I arrived two hours early with family so that we had time to eat a barbecued pork sandwich, stop by the Rough Diamond Music Network booth, and see some of the other sights, including the people. Drifting into Freedom Hall with the crowd, we took our seats at the far end from the stage.

Michael Johnson opened the show for the full house, performing solo with his guitar. He surprised me with several hits, including "That's That" and "Ghost in This House," written by Hugh Prestwood. I had the honor of meeting Hugh at the Nashville Songwriters Association International's first Advanced Songwriters Day Camp in Nashville in July, along with four other professional writers who tried to help 28 struggling writers improve their writing skills.

A trimmed-down Wynonna triggered a thunderous roar of approval as she strolled out on the stage in black pants and a red jacket. The thunder was repeated after most of the songs, including "She Is His Only Need," "Mama, He's Crazy" and "No One Else on Earth."

Clint Black and Wynonna croon at the Kentucky State Fair. Photo by Bev Ingram

Wynonna moved around on stage more than she had when I saw her as half of the Judds' daughter/mother team a few years ago at Cardinal Stadium. More mature and relaxed in her role as a singer, she performed fewer songs with her guitar, leaving the duties to six very good musicians, and the backup vocals to three very capable vocalists. Her borderline bluesy country sound, with an occasional growl, is hard to beat. Fans seemed to agree with Wy when she said "It's always fun coming home to Kentucky."

Squint-eyed, Roy Rogers-look-alike Clint Black followed Wy after a short break. With an outfit in a color other than the black he wore, one might expect him to ride out on Trigger. The usual black was the predominant wear around the fair long before the concert, so we all knew what to expect.

"Killin' Time" and several other hits were part of the Black-attack show, backed up by an excellent band with the more traditional country sound, including fiddle and steel guitar and occasional harmonica and guitar licks from Clint.

The biggest crowd pleaser was "A Bad Goodbye" duet with Wynonna halfway through Clint's part of the show. He had already shed his jacket earlier, and touched the hands of several of the fans gathered around the stage during one number near show's end.

Clint ended his set with an encore, as had Wynonna, and then it was back to the parking lot, hoping all the way to get ahead of some of the 18,000+ leaving the grounds.
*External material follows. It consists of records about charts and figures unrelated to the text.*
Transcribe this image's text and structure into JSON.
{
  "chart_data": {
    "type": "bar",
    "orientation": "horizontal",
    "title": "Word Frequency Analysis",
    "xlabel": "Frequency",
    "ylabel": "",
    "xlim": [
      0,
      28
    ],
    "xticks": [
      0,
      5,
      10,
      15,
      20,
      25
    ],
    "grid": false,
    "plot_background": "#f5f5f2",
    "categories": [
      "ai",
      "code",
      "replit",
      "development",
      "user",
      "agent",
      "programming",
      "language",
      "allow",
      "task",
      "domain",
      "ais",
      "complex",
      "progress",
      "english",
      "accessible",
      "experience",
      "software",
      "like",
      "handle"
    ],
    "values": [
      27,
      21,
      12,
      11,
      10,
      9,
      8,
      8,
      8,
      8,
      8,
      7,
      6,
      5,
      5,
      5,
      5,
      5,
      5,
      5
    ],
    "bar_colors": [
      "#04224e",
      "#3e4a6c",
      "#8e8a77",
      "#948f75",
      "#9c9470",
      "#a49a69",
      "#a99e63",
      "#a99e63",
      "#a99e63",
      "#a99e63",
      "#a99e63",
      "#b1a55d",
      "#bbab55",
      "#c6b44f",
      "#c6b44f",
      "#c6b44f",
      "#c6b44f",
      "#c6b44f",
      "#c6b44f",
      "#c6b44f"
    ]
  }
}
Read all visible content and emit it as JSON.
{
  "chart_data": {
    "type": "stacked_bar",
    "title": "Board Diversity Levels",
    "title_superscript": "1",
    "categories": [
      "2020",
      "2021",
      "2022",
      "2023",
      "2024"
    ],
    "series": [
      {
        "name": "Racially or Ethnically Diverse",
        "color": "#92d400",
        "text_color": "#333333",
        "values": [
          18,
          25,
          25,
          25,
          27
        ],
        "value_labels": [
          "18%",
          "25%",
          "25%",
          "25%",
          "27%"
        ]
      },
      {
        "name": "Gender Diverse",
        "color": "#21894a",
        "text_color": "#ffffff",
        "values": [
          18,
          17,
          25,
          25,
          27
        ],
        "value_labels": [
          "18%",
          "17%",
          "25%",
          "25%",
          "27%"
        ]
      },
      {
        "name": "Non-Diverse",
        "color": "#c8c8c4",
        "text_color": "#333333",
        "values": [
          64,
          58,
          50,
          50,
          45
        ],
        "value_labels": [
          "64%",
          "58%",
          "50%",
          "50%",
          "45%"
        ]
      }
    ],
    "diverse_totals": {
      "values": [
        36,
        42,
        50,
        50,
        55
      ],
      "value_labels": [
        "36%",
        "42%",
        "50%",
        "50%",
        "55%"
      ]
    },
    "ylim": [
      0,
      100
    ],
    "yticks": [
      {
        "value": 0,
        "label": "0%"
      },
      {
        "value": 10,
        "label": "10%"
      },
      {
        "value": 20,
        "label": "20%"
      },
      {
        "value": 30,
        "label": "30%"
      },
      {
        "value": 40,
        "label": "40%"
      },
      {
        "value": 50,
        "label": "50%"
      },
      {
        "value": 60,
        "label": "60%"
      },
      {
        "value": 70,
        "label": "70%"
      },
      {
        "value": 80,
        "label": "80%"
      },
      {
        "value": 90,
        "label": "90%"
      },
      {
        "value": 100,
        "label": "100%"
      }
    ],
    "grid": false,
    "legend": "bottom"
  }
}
After all, work and a job awaited many of us early the next morning.

The Black & Wy Tour goes on, leaving behind a homecoming kind of nostalgia; even though Clint is not from Kentucky, he performed in a WAMZ free concert at the Louisville Motor Speedway when he was relatively new.

With all the new electronic lighting, smoke and sound effects on stage, and both artists becoming more seasoned performers, it's almost like they've grown up before our eyes. Clint & Wy helped make Kentucky State Fair '93's record-breaking attendance year a little more special.